A bactéria Xylella fastidiosa, causadora da doença de Pierce, até o século XXI, era vista como um patógeno restrito à América do Norte. No entanto, a descoberta do primeiro caso na ilha de Maiorca, em 2017, e casos subsequentes em Portugal e Itália, mudaram essa perspectiva. Esse agente infeccioso, transmitido por insetos, resulta em videiras que produzem poucos e de baixa qualidade. Além disso, suas plantas podem morrer rapidamente, pois os ramos caem em poucos anos. As mudanças climáticas exacerbam essa situação, trazendo preocupações significativas para o setor vitivinícola europeu, que teme enormes perdas em culturas de oliveiras e amendoeiras, frequentemente requerendo a remoção imediata das plantas afetadas.

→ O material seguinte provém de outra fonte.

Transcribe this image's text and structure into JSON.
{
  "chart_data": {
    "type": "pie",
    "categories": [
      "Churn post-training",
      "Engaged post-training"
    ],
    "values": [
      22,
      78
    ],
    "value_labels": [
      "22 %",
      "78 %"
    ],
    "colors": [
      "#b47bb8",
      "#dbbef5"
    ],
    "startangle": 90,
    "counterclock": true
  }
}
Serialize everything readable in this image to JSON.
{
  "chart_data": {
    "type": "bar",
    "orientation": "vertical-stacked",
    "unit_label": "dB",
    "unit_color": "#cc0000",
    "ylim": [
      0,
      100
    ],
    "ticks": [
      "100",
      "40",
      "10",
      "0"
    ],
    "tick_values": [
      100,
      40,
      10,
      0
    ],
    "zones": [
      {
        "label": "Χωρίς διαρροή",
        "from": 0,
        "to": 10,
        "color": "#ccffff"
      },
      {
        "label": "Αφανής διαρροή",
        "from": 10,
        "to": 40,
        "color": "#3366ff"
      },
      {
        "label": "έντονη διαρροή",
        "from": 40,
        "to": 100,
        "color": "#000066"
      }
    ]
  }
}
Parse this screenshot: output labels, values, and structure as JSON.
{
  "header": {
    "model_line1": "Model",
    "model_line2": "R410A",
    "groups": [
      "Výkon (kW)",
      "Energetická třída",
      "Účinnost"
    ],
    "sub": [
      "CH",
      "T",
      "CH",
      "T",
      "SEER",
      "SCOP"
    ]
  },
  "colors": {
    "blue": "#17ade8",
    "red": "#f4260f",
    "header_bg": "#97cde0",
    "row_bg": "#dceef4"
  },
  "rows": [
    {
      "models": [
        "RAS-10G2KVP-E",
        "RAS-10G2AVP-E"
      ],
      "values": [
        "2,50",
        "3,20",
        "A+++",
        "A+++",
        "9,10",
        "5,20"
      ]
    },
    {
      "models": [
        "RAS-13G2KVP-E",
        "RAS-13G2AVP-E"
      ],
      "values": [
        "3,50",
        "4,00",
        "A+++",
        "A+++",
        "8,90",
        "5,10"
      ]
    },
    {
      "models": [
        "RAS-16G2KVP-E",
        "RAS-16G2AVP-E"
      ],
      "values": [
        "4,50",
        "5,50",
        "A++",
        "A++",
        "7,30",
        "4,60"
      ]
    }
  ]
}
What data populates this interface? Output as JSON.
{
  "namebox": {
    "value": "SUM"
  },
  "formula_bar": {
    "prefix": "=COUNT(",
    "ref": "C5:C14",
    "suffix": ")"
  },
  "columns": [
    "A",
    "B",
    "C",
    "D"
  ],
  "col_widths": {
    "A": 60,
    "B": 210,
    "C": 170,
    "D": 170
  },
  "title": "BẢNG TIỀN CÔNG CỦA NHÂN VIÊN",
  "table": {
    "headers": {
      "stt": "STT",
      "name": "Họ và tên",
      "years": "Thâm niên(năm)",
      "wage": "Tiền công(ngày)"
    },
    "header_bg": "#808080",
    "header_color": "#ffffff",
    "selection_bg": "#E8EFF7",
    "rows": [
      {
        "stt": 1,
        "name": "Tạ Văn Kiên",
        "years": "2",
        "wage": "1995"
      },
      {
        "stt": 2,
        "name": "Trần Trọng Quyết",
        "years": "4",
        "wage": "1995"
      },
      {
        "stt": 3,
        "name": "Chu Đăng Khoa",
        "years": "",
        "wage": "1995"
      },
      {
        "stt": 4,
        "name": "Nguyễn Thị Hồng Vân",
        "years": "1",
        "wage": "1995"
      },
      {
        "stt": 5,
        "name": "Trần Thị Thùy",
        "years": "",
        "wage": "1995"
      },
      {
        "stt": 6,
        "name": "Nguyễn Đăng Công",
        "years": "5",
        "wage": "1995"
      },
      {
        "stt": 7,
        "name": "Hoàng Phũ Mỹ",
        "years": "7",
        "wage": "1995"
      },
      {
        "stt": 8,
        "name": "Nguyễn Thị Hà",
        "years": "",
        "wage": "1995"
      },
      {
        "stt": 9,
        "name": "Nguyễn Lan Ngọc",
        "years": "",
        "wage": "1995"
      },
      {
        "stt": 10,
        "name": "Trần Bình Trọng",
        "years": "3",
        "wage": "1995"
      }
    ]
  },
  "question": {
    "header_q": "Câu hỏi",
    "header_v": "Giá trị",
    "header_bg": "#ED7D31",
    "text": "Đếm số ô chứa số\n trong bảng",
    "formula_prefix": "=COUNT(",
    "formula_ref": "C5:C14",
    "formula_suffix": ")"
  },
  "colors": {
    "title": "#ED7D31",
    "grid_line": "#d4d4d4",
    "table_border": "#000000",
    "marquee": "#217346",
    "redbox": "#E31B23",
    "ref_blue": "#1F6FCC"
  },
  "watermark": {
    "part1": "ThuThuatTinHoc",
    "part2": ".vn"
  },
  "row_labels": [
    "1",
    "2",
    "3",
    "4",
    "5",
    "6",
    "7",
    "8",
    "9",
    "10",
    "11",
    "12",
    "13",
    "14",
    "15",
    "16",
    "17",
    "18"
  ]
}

Propagação da doença de Pierce
Estudos sobre surtos da doença de Pierce na Europa, originários de amostras da Itália, França, Alemanha e Espanha, revelaram que a bactéria tem origem na Califórnia, Estados Unidos. Pesquisadores do Instituto de Física Interdisciplinar e Sistemas Complexos (IFISC-CSIC-UIB) utilizaram modelos epidemiológicos para desvendar como a Europa conseguiu se livrar dessa doença há 150 anos. De acordo com um estudo publicado na revista Proceedings of the Royal Society B, em meados do século XIX, a exportação de novas estirpes de videiras da América do Norte introduziu organismos desconhecidos nos vinhedos europeus.
Esse episódio impactou severamente a indústria vinícola da época, especialmente devido à praga da filoxera, que devastou as videiras da Península Ibérica. Entretanto, a X. fastidiosa não se espalhou pelo Mediterrâneo em 1875, e não foram encontrados vestígios da doença de Pierce até o século XX.
A biogeografia determina a virulência das epidemias
Eduardo Moralejo, primeiro autor do estudo, aponta que as “temperaturas mais frias” do clima europeu impediram a disseminação da X. fastidiosa pela Europa. O clima serviu como uma barreira natural contra a doença. Além disso, as regiões dos Estados Unidos de onde as videiras foram exportadas ainda não haviam sido afetadas pela doença de Pierce.
Outro aspecto importante é que a importação de videiras norte-americanas resistentes à filoxera ocorreu na década de 1870. Este movimento foi crucial, pois essas videiras estavam sendo trazidas para combater a praga que devastava as vinhas no sul da Europa.
As mudanças climáticas atuais aumentam a probabilidade de propagação da doença de Pierce em áreas que antes eram imunes. A equipe de pesquisa monitora de perto a Xylella fastidiosa, que atualmente afeta oliveiras na região do Mediterrâneo.
Por meio de análises filogenéticas, o grupo de cientistas localizou a origem da bactéria, datando seu último ancestral comum em Anaheim, Califórnia, em 1884. Em um curto período, a doença se espalhou pela região do Napa Valley, conhecida por suas vinícolas.
Àlex Giménez-Romero, coautor da pesquisa, destaca que há poucos registros documentados que expliquem como uma doença pode ser contida ou disseminada geograficamente. A aplicação de modelos matemáticos combinando história, estatística e genética vegetal se destaca como uma ferramenta essencial na compreensão desse fenômeno.
A conclusão do estudo indica que as vinhas europeias conseguiram evitar a pandemia devido às “condições climáticas, que estavam na maioria abaixo do limiar necessário para o desenvolvimento da doença”. Portanto, Giménez-Romero adverte que a indústria vitivinícola e as autoridades precisam entender a dinâmica da doença de Pierce, Uma vez que a Europa pode enfrentar um risco iminente de epidemias, especialmente nas regiões do sul.